Somehow the whole world has changed. I left my country safe and sound. I left it in good hands. I went off to do the things that would ensure that it would be there when I got back. Hell, that was the only thing that really kept me going. 'One day, I would be back and pick up like nothing had happened.'

No, the world I returned to was totally FUBAR. I remember cursing out loud and commenting on how fucking stupid all these people back here had become. I remember listening to folks talking about things they thought were important with my mouth gaped open. And I remember my first altercation with someone whining about their infantile issues which I thought were little more than a cold pile of bullshit. I'm sure in their safe little stick house they had built for themselves, their 'problems' seemed like a big deal but I wasn't hearing it. There's a lot of sadness in this world and no one really gives two shits that you have to wait in the line for an hour or think your job is too hard. Give me a fucking break. Really?

Since then, the world continues to plummet out of control. It seems like the lunatics are all running the asylum. Hell, I'm waiting for some dickhead to nominate Charles Manson for President in the upcoming election. That would seem perfectly normal in this alternate universe I now live in.

I want my life back. I want my world back.

-
My only saving grace, the ONLY thing I wouldn't change, the singular reason that I haven't run hot lead through my brain before now is my wife. She's not your run of the mill wife. No, she really does sport a big red and yellow 'S' on her chest. And for some unbeknownst reason, she loves me.

Oh sure, we've had fights. We've struggled. I've broken things and acted a complete ass, made her cry over nothing. At the end of the day she still hugs and comforts me. Sometimes, just as now, when I think about the raw deal she was dealt when she drew me, it makes me cry. She deserves so much more than I can ever give her but I pray that somehow I never do anything that would make her go away. I need her. I don't just need her for emotional support and love, but my very existence hinges upon her. Without her, I am nothing.
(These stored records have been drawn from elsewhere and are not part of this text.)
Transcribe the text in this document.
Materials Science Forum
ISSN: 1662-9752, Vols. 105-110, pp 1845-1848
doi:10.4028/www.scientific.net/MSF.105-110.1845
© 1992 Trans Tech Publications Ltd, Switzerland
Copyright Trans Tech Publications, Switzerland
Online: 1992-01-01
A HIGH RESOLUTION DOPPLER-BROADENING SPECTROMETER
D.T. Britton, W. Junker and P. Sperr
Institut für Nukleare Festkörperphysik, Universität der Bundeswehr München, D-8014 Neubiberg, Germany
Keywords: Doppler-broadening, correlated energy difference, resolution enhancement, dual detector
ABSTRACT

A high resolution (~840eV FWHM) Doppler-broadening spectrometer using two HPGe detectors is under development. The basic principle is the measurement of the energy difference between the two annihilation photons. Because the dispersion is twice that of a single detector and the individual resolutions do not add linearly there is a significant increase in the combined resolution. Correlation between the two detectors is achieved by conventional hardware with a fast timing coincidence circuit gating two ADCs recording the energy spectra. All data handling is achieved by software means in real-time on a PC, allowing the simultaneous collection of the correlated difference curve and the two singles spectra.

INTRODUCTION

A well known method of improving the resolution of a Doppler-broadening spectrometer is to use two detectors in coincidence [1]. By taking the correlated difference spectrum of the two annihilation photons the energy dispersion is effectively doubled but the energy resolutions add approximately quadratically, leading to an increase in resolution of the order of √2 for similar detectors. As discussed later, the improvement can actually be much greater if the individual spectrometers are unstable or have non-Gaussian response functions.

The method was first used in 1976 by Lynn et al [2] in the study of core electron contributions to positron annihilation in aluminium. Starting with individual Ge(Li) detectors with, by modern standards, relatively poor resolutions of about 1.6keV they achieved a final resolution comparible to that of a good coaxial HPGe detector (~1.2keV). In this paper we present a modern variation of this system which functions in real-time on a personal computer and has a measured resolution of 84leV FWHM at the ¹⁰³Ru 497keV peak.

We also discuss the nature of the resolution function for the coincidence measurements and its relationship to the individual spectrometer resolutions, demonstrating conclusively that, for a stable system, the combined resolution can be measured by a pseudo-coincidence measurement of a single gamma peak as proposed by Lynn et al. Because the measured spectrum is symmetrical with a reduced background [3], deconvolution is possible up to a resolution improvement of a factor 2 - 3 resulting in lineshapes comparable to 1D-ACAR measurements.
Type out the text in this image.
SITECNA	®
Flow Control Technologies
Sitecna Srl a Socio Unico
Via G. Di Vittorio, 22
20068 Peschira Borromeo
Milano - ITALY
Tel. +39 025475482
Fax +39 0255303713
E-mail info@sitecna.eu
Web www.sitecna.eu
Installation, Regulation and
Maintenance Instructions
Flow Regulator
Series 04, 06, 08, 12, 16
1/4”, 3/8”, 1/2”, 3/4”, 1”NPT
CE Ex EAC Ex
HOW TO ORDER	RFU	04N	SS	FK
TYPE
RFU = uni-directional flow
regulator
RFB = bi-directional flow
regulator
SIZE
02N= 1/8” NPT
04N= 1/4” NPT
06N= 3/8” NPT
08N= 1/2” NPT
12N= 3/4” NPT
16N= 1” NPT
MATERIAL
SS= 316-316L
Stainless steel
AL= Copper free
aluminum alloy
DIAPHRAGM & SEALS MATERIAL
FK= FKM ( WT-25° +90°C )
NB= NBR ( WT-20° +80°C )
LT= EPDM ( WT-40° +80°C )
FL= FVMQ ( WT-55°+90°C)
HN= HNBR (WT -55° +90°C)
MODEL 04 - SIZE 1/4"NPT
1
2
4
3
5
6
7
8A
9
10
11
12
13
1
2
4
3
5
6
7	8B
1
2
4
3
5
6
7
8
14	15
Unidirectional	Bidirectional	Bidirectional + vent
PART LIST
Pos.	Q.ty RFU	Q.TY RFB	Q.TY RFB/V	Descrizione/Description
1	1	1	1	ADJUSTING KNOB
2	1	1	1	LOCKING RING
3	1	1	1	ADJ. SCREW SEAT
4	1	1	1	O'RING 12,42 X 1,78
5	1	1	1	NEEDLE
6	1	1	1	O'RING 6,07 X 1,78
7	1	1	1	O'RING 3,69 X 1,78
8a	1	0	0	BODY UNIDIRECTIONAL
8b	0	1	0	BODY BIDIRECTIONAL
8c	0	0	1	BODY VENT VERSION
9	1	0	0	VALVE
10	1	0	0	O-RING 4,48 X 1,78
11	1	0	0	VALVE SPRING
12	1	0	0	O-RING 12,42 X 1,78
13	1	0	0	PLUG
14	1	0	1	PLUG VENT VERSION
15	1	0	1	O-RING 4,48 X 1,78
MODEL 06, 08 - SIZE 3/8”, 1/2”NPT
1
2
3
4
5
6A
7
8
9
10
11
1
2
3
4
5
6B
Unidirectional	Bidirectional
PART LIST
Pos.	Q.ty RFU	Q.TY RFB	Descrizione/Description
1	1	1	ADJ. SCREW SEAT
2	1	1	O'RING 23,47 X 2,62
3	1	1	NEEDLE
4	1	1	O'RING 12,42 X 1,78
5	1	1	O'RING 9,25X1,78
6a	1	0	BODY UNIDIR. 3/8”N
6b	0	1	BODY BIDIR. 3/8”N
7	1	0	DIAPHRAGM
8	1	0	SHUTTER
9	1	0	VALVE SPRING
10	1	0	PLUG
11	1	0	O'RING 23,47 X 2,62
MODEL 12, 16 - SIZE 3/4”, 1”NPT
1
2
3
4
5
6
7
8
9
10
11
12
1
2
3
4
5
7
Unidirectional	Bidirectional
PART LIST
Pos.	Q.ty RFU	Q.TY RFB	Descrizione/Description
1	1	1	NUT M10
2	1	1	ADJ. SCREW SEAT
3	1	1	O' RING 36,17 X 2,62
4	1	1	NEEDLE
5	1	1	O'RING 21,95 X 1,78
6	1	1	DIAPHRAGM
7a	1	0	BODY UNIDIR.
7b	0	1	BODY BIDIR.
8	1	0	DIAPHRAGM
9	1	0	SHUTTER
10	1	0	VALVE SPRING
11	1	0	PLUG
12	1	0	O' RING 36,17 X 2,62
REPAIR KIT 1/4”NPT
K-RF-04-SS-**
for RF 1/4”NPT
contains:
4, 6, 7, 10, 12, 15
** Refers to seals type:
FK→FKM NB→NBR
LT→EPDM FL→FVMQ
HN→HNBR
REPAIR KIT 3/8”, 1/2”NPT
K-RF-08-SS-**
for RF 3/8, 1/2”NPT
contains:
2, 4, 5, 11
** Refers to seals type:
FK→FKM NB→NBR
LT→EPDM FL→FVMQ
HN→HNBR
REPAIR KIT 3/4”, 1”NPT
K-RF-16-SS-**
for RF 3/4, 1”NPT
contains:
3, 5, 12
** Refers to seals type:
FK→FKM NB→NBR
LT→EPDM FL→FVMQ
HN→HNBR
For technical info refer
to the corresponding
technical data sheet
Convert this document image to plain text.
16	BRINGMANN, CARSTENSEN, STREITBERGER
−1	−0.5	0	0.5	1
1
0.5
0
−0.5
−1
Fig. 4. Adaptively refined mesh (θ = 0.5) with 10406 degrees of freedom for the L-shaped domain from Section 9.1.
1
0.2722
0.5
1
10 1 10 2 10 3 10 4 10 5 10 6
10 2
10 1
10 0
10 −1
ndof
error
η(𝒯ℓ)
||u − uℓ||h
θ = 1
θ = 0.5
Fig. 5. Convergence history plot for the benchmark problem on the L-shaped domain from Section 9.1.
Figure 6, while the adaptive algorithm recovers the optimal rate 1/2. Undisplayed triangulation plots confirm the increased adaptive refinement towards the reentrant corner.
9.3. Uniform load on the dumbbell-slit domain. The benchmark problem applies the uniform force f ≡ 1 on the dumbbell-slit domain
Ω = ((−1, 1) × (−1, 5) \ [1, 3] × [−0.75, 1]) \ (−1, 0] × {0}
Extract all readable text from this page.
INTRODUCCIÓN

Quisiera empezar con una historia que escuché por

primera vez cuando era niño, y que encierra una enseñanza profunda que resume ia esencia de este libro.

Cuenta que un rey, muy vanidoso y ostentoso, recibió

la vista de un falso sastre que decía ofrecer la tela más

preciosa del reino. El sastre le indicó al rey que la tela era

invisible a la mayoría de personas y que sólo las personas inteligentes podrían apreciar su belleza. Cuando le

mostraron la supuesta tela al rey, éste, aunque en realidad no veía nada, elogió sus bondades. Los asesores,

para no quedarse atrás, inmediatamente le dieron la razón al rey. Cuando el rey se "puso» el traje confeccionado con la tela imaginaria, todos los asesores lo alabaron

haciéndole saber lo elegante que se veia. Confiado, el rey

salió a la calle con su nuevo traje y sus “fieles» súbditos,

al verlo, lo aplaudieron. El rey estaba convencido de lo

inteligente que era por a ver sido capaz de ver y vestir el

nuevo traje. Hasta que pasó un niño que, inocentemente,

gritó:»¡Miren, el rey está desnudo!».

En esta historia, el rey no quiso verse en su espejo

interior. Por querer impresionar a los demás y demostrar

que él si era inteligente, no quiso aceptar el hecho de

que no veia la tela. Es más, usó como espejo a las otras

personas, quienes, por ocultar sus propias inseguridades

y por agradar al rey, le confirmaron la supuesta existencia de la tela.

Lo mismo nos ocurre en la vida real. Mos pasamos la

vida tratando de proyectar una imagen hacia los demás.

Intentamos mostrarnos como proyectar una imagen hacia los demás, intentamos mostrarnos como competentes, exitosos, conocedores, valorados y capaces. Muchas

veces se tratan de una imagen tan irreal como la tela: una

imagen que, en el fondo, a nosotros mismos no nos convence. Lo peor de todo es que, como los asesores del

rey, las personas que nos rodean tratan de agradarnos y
I can tell the years of dealing with this has caused her to become weary. I can hear it in her voice and see it on her face. I ask her what's wrong and she just replies 'nothing' but I know all too well how taxing taking care of someone else can be. She tells me I'm paranoid for thinking she would ever leave. I dunno, maybe something in me is and I use that as a defense to keep myself in check. After all, fear keeps you sharp.

She shrugs often and just smiles when I speak about her just as a religious zealot would speak about his or her perspective deity. And the notion of someday saying or doing something to cause her harm is a sobering thought. I know within myself lies a monster but unlike most people that carry this specter, as of yet I have not directed my aggression solely onto her. For that is a path taken by a fool. I may be fucking nuts, but I am no fool.

One can go crazy trying to figure out why our situation is so much different than others. Maybe it's the fact that I was a Medic trained to care for people. Maybe it's the fact that my grandfather always insisted that under no circumstance was it appropriate to strike a woman. I can't say exactly and I don't really want to know. All I want is for her to be happy and know that she is loved.